Nous n’en avons jamais eu ! Il n’y avait pas, de ce côté-là, beaucoup de concurrence, et d’ailleurs, je ne sais pas où les gens trouvent le temps de regarder la télévision ! En tout cas, moi, je ne lui laisse pas de place… Aujourd’hui, nous en avons une à la maison, mais c’est pour faire plaisir à mon mari !
À la maison natale, avez-vous été immergée en euskara ?
Oui, je ne parlais rien d’autre jusqu’à six ans. Je sais que mes parents étaient quelque peu inquiets, ne comprenant pas un mot de français, mais j’ai vite appris, oui ! D’ailleurs, tout en apprenant à lire, ce monde aussi s’est ouvert à moi, en même temps que beaucoup d’autres cultures. Il n’y avait quasiment pas de livres en euskara : nous les avions à la maison, et les connaissions par cœur ! C’est à l’école que j’ai abordé la littérature française, particulièrement au collège, en découvrant de grands auteurs comme Victor Hugo. À partir de là, après avoir fait connaissance avec un auteur, je devais lire toute son œuvre dans son intégralité ! Et cette faim insatiable de littérature me poursuit encore.
Quels sont vos auteurs préférés ?
À mon avis, le plus grand écrivain est Homère. Mais je déniche mes auteurs préférés selon les domaines et sections. Il y aussi Marcel Proust : je lui ai d’ailleurs fait quelque clins d’œil dans mon livre, dans le style, et la manière d’être des personnages. L’œuvre de certains va me plaire intellectuellement, même si elle ne me touchera pas émotionnellement. Comme Jean Tortel, par exemple. Au fil des années, je me suis de plus en plus intéressée aux auteurs difficiles à comprendre. Pas forcément parce que leur style me plaisait, mais parce que j’aime ce défi de comprendre. Et j’ai effectué ma thèse sur l’écriture hermétique et difficile à saisir.
Vous êtes spécialisée en littérature du XXe siècle.
Oui, particulièrement sur celle de la seconde moitié du siècle. Le concept de résistance que l’on peut y trouver me plaît.
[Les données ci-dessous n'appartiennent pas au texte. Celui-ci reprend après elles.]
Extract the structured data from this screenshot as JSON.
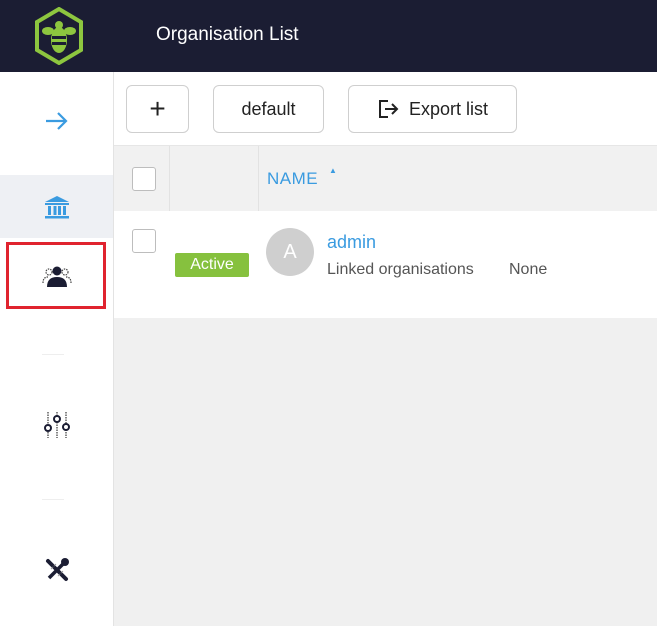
{
  "header": {
    "title": "Organisation List"
  },
  "sidebar": {
    "items": [
      {
        "name": "expand",
        "icon": "arrow-right-icon"
      },
      {
        "name": "organisations",
        "icon": "bank-icon",
        "active": true
      },
      {
        "name": "users",
        "icon": "users-icon",
        "highlighted": true
      },
      {
        "name": "settings",
        "icon": "sliders-icon"
      },
      {
        "name": "tools",
        "icon": "tools-icon"
      }
    ]
  },
  "toolbar": {
    "add_label": "+",
    "default_label": "default",
    "export_label": "Export list"
  },
  "table": {
    "columns": [
      {
        "label": "NAME",
        "sorted": "asc"
      }
    ],
    "rows": [
      {
        "status": "Active",
        "avatar_letter": "A",
        "name": "admin",
        "linked_label": "Linked organisations",
        "linked_value": "None"
      }
    ]
  },
  "colors": {
    "topbar": "#1b1d33",
    "accent": "#3a9be0",
    "active_badge": "#86c13e",
    "logo": "#8dc63f",
    "highlight": "#e0232f"
  }
}
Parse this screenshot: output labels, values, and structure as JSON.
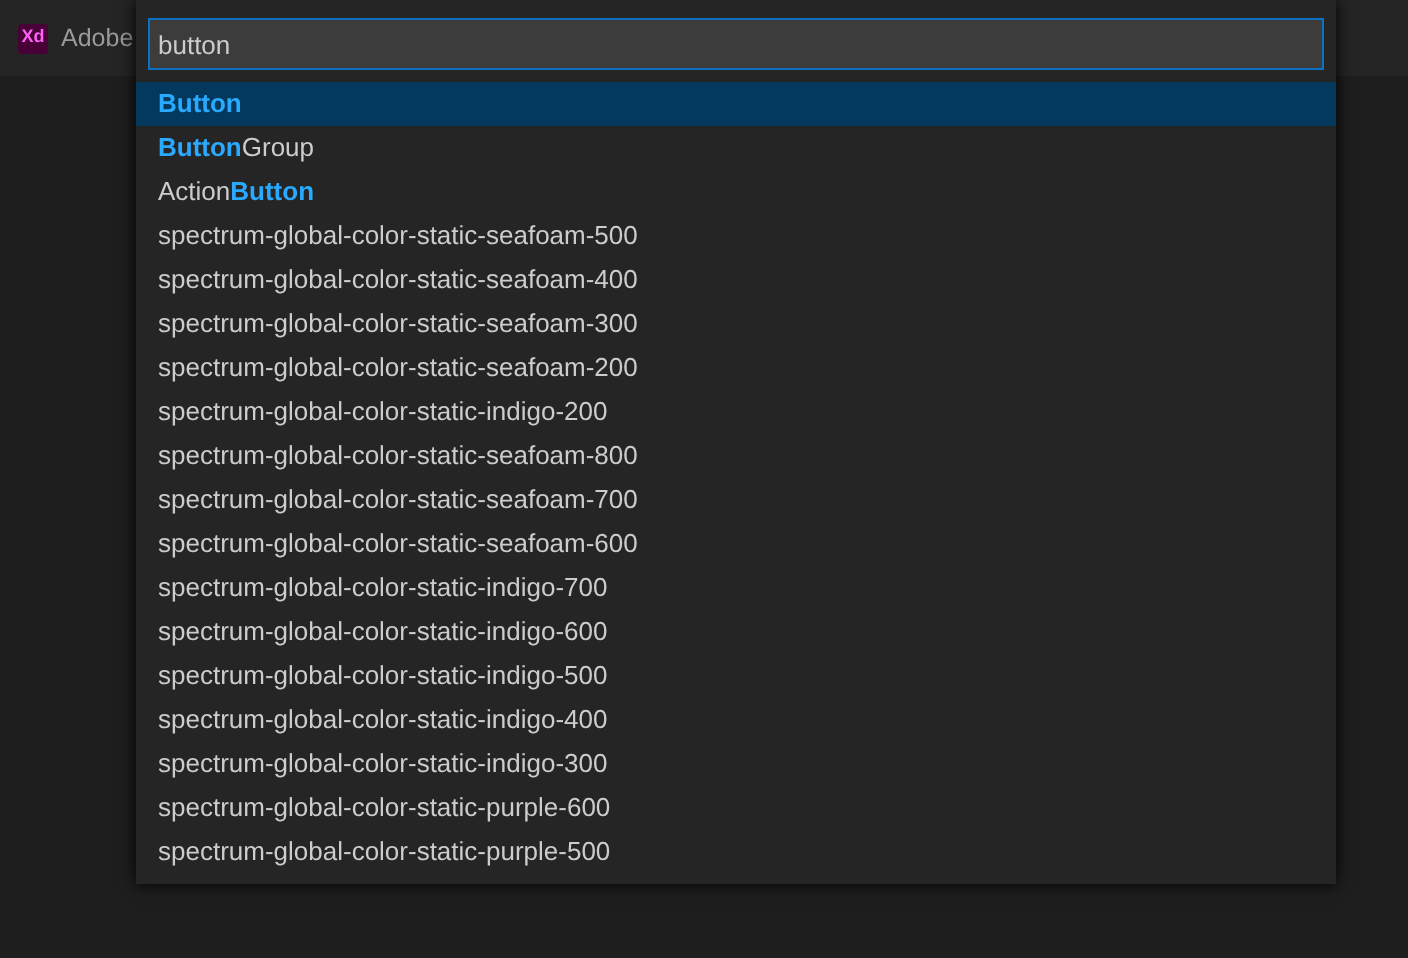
{
  "tab": {
    "logo": "Xd",
    "title": "Adobe"
  },
  "quick_pick": {
    "query": "button",
    "items": [
      {
        "label": "**Button**",
        "selected": true
      },
      {
        "label": "**Button**Group",
        "selected": false
      },
      {
        "label": "Action**Button**",
        "selected": false
      },
      {
        "label": "spectrum-global-color-static-seafoam-500",
        "selected": false
      },
      {
        "label": "spectrum-global-color-static-seafoam-400",
        "selected": false
      },
      {
        "label": "spectrum-global-color-static-seafoam-300",
        "selected": false
      },
      {
        "label": "spectrum-global-color-static-seafoam-200",
        "selected": false
      },
      {
        "label": "spectrum-global-color-static-indigo-200",
        "selected": false
      },
      {
        "label": "spectrum-global-color-static-seafoam-800",
        "selected": false
      },
      {
        "label": "spectrum-global-color-static-seafoam-700",
        "selected": false
      },
      {
        "label": "spectrum-global-color-static-seafoam-600",
        "selected": false
      },
      {
        "label": "spectrum-global-color-static-indigo-700",
        "selected": false
      },
      {
        "label": "spectrum-global-color-static-indigo-600",
        "selected": false
      },
      {
        "label": "spectrum-global-color-static-indigo-500",
        "selected": false
      },
      {
        "label": "spectrum-global-color-static-indigo-400",
        "selected": false
      },
      {
        "label": "spectrum-global-color-static-indigo-300",
        "selected": false
      },
      {
        "label": "spectrum-global-color-static-purple-600",
        "selected": false
      },
      {
        "label": "spectrum-global-color-static-purple-500",
        "selected": false
      }
    ]
  }
}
C’est quelque chose provenant de la Seconde Guerre Mondiale, mais qui se décline sous beaucoup de formes. Kafka disait à l’auteur : « toi aussi, tu as des armes ». Devant les défis offerts par la vie, les mots peuvent être des armes de résistance. Cela m’intéresse comment l’écriture hermétique, ou l’art moderne, voudraient entrer dans un procédé politique.
En tant que lectrice, cela ne vous plaît pas lorsque le message de l’auteur est trop éloquent ?
C’est bien aussi, mais cela me plaît d’entrer dans le défi des réflexions complexes. La vie elle-même n’étant pas simple.
Malgré le risque de ne pas être compris.
C’est cela. La question est comment communiquer une chose complexe ! Il me semble d’ailleurs que, dans la société basque actuelle, beaucoup de discours sont trop simples, trop limités, trop caricaturés. Il faudrait la regarder avec plus de nuances, et plus profondément.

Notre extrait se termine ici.